The side-effect comparison above draws on FDA FAERS data, where itraconazole has 5,919 reports across its top 10 reactions, measured against fluconazole, isavuconazonium, ketoconazole. Raw report counts reflect total exposure — a medication prescribed to tens of millions will accumulate more reports than a newer or niche option even when per-patient risk is lower. Dashes in the comparison table mean that reaction was not among the top reported events for that drug, not that it never occurs. Generic availability for itraconazole is well established, and competing products often have substantially different acquisition costs under NADAC.
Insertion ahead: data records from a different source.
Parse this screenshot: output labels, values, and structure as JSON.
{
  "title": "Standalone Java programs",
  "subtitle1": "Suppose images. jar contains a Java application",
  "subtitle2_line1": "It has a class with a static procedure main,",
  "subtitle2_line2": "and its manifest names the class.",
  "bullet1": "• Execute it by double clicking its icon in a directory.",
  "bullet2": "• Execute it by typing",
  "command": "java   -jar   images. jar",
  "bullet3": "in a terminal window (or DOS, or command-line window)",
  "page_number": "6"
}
Switching between medications in the same class is a clinical decision with real consequences — dosing conversions are not one-to-one, interaction profiles differ, and prior treatment response is individual. Shortage status, insurance formulary placement, and out-of-pocket cost all influence which alternative is practical in a given situation. This comparison surfaces public FDA data to help patients and caregivers prepare informed questions; it is for educational purposes only and does not constitute medical advice. Always talk to your prescriber or pharmacist before switching or stopping any medication.
Medical Disclaimer: This information is for educational purposes only and is not a substitute for professional medical advice. Do not stop or change your medication without talking to your doctor or pharmacist.
Read our methodology — how this data is sourced, computed, and verified.